Um nicht von seinen Mitstudenten gehänselt zu werden, schrieb er nun unter dem Pseudonym Yukio Mishima: gegen den ausdrücklichen Willen seines Vaters, dafür mit dem Segen der Mutter, die seine Manuskripte als erste las und korrigierte.
Nach seinem Universitätsabschluss trat er eine aussichtsreiche Stelle im Finanzministerium an, die er jedoch nach wenigen Monaten wieder aufgab, um sich ganz dem Schreiben zu widmen. Er hatte bald grossen Erfolg – dank seinem Talent, aber auch dank seinem Mentor Yasunari Kawabata.
Schönheit und Tod
Im Alter von 24 Jahren schrieb Yukio Mishima den autobiografischen Roman «Geständnis einer Maske», in dem er seine Homosexualität thematisierte. Es wurde ein Sensationserfolg und machte ihn auf einen Schlag berühmt.
Wahre Reinheit existierte für Mishima nur im Tod. Schönheit, schrieb er, sei etwas, das die Hand verbrenne, wenn man es berühre.
Seinem eigenen Körper misstraute Mishima. Deshalb hob er dreimal wöchentlich Hanteln und Gewichte. Nebenbei arbeitete er auch als Fotomodell.
Doch kein Literaturnobelpreis
Auf Reisen in die USA und nach Europa besuchte er die Schauplätze der Weltliteratur, während er selber solche schrieb und damit nicht nur reich wurde. Sondern auch ein Star.
Dreimal wurde er für den Literaturnobelpreis nominiert. 1968 erhielt ihn aber sein Landsmann Yasunari Kawabata.
Die linken Studentenproteste, die ab 1960 begannen, trieben Mishima zunehmend ins rechte Lager. Er machte eine militärische Grundausbildung und gründete mit Gleichgesinnten die kaisertreue Miliz Tatenokai, die er selbst im japanischen Schwertkampf Kendo sowie in militärischem Drill trainierte.
Gescheiterter Staatsstreich und Selbstmord
Am 25. November 1970 drang er mit vier Genossen ins Militärhauptquartier im Zentrum Tokios ein, nahm den Kommandanten als Geisel und trat in einer theatralischen Phantasie-Uniform auf den Balkon.

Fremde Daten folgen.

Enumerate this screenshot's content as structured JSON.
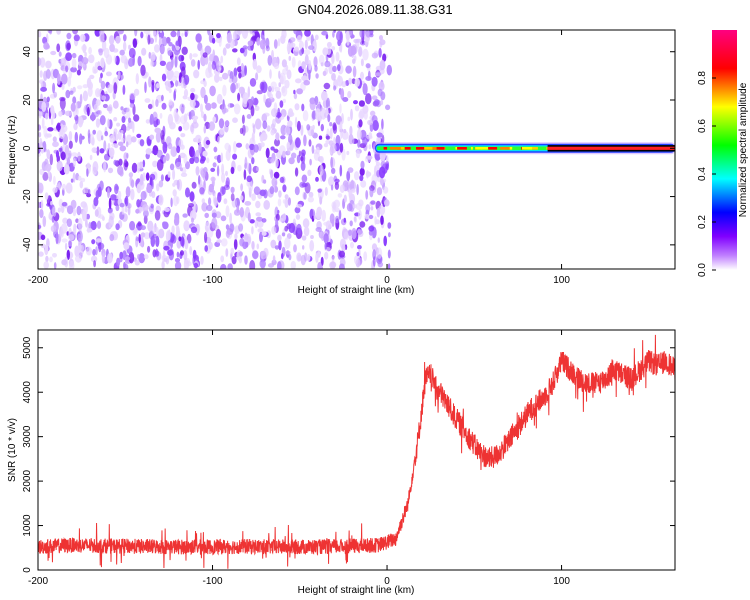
{
  "title": "GN04.2026.089.11.38.G31",
  "chart_data": [
    {
      "type": "heatmap",
      "name": "spectrogram",
      "xlabel": "Height of straight line (km)",
      "ylabel": "Frequency (Hz)",
      "xlim": [
        -200,
        165
      ],
      "ylim": [
        -50,
        49
      ],
      "xticks": [
        -200,
        -100,
        0,
        100
      ],
      "yticks": [
        -40,
        -20,
        0,
        20,
        40
      ],
      "colorbar": {
        "label": "Normalized spectral amplitude",
        "range": [
          0.0,
          1.0
        ],
        "ticks": [
          0.0,
          0.2,
          0.4,
          0.6,
          0.8
        ],
        "tick_labels": [
          "0.0",
          "0.2",
          "0.4",
          "0.6",
          "0.8"
        ],
        "colors": [
          "#ffffff",
          "#8000ff",
          "#0000ff",
          "#00ffff",
          "#00ff00",
          "#ffff00",
          "#ff0000",
          "#ff0080"
        ]
      },
      "regions": [
        {
          "x_range": [
            -200,
            -2
          ],
          "description_level": "noise",
          "amplitude_range": [
            0.05,
            0.2
          ]
        },
        {
          "x_range": [
            -8,
            165
          ],
          "center_frequency_hz": 0,
          "bandwidth_hz": 4,
          "amplitude_range": [
            0.5,
            1.0
          ]
        }
      ]
    },
    {
      "type": "line",
      "name": "snr",
      "xlabel": "Height of straight line (km)",
      "ylabel": "SNR (10 * v/v)",
      "xlim": [
        -200,
        165
      ],
      "ylim": [
        0,
        5400
      ],
      "xticks": [
        -200,
        -100,
        0,
        100
      ],
      "yticks": [
        0,
        1000,
        2000,
        3000,
        4000,
        5000
      ],
      "color": "#ff0000",
      "series": [
        {
          "x": [
            -200,
            -180,
            -160,
            -140,
            -120,
            -100,
            -80,
            -60,
            -40,
            -20,
            -5,
            5,
            12,
            18,
            22,
            25,
            28,
            32,
            38,
            45,
            52,
            58,
            62,
            68,
            75,
            82,
            90,
            95,
            100,
            105,
            110,
            115,
            120,
            125,
            130,
            135,
            140,
            145,
            150,
            155,
            160,
            165
          ],
          "y": [
            520,
            560,
            540,
            530,
            520,
            520,
            530,
            520,
            520,
            540,
            560,
            700,
            1500,
            3000,
            4300,
            4400,
            4100,
            3900,
            3500,
            3100,
            2700,
            2500,
            2550,
            2800,
            3200,
            3600,
            3900,
            4200,
            4700,
            4500,
            4300,
            4200,
            4200,
            4300,
            4500,
            4400,
            4300,
            4500,
            4700,
            4600,
            4700,
            4500
          ]
        }
      ]
    }
  ]
}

Dort verlas er eine Erklärung, laut welcher das Parlament aufgelöst und die politische Gewalt wieder an den japanischen Kaiser übertragen werden müsse. Doch von den Soldaten kamen nur Pfiffe und Buhrufe. Mishima trat zurück ins Zimmer, wo er sich ein Kurzschwert in den Bauch stiess.
Ein Tatenokai-Mitglied übernahm dann die Rolle des «Kaishakunin», des Sekundanten beim Seppuku. Er schlug Mishima mit einem Samuraischwert das Haupt ab. Eigentlich sollte es sein Liebhaber Masakatsu Morita tun. Er war dazu aber nicht in der Lage.
Mishima hatte seinen Suizid über ein Jahr lang minutiös vorbereitet und wahrscheinlich nie wirklich mit einem Gelingen seines grotesken Coup d’Etat gerechnet.
Mishima bedachte in seinem Testament seine Frau und seine zwei Kinder sowie die Familien seiner Kameraden. Und er hatte nach Samurai-Tradition vor seiner Selbstentleibung ein Todesgedicht verfasst.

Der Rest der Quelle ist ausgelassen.